Es un día en el que se visibiliza la desigualdad y se insiste en la erradicación de este trato basado en relatos patriarcales cargados de animadversión prejuiciosa hacia la mujer y en la perpetuación de privilegios materiales y narrativos para el hombre. A veces se nos olvida, pero el Día Internacional de la Mujer se ubica el 8 de marzo porque este mismo día, en 1857, varios miles de mujeres que trabajaban en la industria textil se manifestaron en las calles de Nueva York para exigir salarios menos miserables y condiciones laborales más humanas. La brutalidad policial para disolverlas mató a ciento viente de aquellas mujeres que pensaban e imaginaban un mundo más equitativo. El lema de esa germinal manifestación fue Pan y rosas. El pan simbolizando la seguridad económica, las rosas metaforizando una existencia mejor. Recuerdo el 8M del año pasado. Se enarbolaban muchísimas vindicaciones, pero todas apelaban a lo justo y a su pugna en el caso de su incumplimiento, a subvertir que ser mujer sea un destino con sumisiones predefinidas por un código de valoración que las deprecia. Una chica muy joven levantaba una pancarta en la que se podía leer: «Nos ha salido feminista. No, os he salido de la jaula». Una mujer octogenaria empuñaba otra con un texto inteligente y muy bondadoso: «Lo que no tuve para mí que sea para vosotras»

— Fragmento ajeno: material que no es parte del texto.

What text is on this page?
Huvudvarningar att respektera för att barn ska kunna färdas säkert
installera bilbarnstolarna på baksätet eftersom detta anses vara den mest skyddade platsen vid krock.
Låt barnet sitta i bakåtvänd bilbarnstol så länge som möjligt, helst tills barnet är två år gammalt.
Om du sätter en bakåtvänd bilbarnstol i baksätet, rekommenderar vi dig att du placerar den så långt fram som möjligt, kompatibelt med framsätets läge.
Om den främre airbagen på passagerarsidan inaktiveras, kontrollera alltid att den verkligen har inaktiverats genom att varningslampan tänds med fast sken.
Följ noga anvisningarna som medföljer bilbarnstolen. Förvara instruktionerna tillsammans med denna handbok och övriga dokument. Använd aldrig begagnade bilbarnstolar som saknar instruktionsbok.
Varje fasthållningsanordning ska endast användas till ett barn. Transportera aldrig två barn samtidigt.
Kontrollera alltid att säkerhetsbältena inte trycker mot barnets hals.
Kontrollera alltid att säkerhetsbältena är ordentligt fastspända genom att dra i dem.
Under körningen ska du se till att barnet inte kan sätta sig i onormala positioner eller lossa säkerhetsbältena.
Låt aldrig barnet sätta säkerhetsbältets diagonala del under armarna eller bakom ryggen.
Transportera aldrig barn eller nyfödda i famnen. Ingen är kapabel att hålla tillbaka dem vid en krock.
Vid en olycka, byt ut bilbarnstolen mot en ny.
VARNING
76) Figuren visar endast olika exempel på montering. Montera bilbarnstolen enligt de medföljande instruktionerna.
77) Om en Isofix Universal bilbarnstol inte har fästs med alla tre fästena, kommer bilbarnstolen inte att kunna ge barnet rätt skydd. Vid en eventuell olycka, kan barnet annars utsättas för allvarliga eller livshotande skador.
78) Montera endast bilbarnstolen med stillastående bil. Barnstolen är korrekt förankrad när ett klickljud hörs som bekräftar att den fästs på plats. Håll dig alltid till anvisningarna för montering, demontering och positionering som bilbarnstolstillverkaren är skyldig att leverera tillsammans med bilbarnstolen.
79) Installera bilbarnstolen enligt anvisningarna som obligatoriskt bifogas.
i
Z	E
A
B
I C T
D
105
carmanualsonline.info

El enorme excedente de población desempleada es necesario para producir precariedad y explotación en los trabajadores que están dentro del mercado laboral, y a la vez crear pesadumbre entre los que están fuera, que se convierten en inevitable elemento de comparación y potente fuente de sumisión para sus antagonistas. Este paisaje de residualidad desoladora que habla tan mal de nuestra forma de organizar la vida en común se hipertrofia si quienes lo habitan son mujeres. Ser mujer es padecer un ecosistema laboral protagonizado por la brecha salarial (discriminación y devaluación retributiva en torno a un 23% por ser mujer), segregación horizontal (desempeño de empleos con remuneración y valor social inferiores), segregación vertical (escasez de puestos de responsabilidad y dificultad adicional para conseguirlos), subempleo (ocupación de empleos de inferior categoría a la acreditada por la titulación), techo de cristal (barreras disociadas de las competencias y el conocimiento con las que se encuentran las mujeres para la promoción profesional y el ascenso a las masculinizadas cúpulas corporativas), monopolio de los trabajos domésticos y de cuidados con elevadísimos porcentajes de economía sumergida, penalización tácita por la necesidad de conciliar ante la posibilidad de crear vida (criaturas) y sostener vida (cuidarlas y atender a personas dependientes). 

Además de esta retahíla de discriminaciones que concurren en la esfera laboral, las mujeres son las encargadas mayoritariamente de la absorción de las tareas del hogar básicas para que la producción disponga de mano de obra bien alimentada, descansada, limpia y cultivada. Si se contabiliza el trabajo remunerado (empleo) y el no remunerado, las mujeres trabajan más horas al día que los hombres, lo que no obsta para que sus ingresos sean mucho más exiguos. Más todavía. «De todos los factores que pueden incidir en el hecho de que un ser humano sea pobre, ninguno influye tanto como ser mujer», es decir, existe una feminización de la pobreza. Ante tanta injusticia, posicionarnos con el feminismo debería naturalizarse en la deliberación y en el comportamiento. Y con el hábito convertirse en un deber humano para extender nuestra humanización siempre en curso.